The AI-driven behavior classification, carcass detection, and localization are vital elements of the GAIA early warning system, designed to flag critical environmental changes or incidents. “So far, this methodological step has occurred in the GAIA I³ data lab at the Leibniz-IZW in Berlin,” reveals Melzheimer. “However, with the latest generation of animal tags developed by our consortium, AI analyses can now occur directly on the tag. This advancement will facilitate real-time, reliable information regarding whether and where an animal carcass is located without prior data transfer or delays.” The necessity for transferring all GPS and ACC raw data becomes obsolete, significantly reducing the bandwidth required for communicating relevant information. This enhancement allows for satellite connectivity instead of relying on terrestrial GSM networks, ensuring coverage even in remote wilderness areas, independent of local infrastructure. Consequently, critical ecological changes or incidents—like disease outbreaks, droughts, or unlawful wildlife killings—could be detected promptly, even in the most isolated locales.

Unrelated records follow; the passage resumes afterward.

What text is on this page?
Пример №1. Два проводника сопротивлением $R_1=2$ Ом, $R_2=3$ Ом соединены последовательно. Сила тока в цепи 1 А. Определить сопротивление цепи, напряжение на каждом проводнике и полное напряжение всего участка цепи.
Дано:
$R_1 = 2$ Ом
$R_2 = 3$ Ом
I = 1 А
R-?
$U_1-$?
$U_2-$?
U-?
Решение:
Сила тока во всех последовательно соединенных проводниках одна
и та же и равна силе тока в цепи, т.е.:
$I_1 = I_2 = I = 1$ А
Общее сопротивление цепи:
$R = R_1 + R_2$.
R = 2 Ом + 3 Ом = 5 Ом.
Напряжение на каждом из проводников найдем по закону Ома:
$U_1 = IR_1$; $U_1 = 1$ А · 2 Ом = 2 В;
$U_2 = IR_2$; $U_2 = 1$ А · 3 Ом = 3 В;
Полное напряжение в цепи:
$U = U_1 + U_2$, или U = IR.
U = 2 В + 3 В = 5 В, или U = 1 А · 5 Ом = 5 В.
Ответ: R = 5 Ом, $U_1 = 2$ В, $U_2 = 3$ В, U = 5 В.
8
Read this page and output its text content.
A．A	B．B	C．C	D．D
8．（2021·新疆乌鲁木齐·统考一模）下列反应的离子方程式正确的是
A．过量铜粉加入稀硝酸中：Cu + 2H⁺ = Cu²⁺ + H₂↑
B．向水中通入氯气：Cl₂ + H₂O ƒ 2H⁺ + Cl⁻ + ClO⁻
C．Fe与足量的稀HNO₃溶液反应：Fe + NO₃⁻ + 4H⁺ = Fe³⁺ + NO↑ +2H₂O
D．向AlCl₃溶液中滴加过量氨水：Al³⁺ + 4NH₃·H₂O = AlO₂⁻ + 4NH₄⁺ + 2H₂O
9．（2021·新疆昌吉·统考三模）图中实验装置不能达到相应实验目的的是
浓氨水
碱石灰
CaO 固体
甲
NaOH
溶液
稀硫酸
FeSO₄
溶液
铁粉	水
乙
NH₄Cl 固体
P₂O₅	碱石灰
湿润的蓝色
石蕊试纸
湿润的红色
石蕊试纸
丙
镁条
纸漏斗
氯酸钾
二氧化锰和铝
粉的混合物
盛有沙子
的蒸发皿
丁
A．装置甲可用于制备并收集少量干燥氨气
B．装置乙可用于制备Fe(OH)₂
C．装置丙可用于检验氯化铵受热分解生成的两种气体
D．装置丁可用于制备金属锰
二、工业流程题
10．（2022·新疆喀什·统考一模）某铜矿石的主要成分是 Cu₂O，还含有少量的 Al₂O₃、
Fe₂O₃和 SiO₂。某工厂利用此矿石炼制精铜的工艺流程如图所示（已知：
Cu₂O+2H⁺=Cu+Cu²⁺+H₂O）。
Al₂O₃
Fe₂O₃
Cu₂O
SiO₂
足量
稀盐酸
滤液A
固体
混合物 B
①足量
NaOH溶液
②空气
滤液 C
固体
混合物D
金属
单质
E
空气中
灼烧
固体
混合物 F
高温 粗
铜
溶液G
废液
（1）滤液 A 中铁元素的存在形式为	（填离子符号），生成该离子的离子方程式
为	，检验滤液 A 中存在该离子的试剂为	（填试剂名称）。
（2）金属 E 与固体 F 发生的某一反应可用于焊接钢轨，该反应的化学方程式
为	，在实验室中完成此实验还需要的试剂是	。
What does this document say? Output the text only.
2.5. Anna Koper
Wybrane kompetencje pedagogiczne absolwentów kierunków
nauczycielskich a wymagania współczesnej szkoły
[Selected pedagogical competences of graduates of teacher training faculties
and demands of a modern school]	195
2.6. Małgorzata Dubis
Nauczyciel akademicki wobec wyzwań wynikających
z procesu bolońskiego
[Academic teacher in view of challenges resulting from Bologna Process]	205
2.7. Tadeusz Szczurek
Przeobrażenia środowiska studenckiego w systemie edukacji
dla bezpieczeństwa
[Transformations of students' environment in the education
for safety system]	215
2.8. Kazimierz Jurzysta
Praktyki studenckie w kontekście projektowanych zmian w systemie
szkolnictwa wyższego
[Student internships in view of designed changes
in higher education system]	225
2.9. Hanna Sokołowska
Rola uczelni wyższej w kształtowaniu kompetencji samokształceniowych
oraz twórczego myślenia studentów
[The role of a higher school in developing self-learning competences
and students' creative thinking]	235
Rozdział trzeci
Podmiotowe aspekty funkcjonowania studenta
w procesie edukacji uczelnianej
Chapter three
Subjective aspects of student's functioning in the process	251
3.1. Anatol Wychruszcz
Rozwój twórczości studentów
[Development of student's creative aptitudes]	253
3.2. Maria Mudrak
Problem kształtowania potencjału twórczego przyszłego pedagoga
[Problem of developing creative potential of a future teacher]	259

In recent decades, numerous vulture species have faced drastic population declines and are now perilously close to extinction. Key factors include habitat loss and food scarcity from human-altered landscapes, along with numerous instances of poisoning, whether deliberate or accidental. For instance, the white-backed vulture’s population has plummeted by approximately 90 percent in just three generations, resulting in an average annual decline of 4 percent. “Given their ecological significance and rapid population drop, it is imperative to enhance our understanding of vultures to ensure their survival,” asserts Aschenborn. “Our research utilizing AI-based analysis will not only provide valuable insights into ecosystems but also deepen our understanding of vulture communication, interaction, food foraging, breeding, parenting, and the transfer of knowledge across generations.” So far, GAIA has tagged over 130 vultures across various African locations, primarily in Namibia. To date, the researchers have analyzed more than 95 million GPS data points and 13 billion ACC records.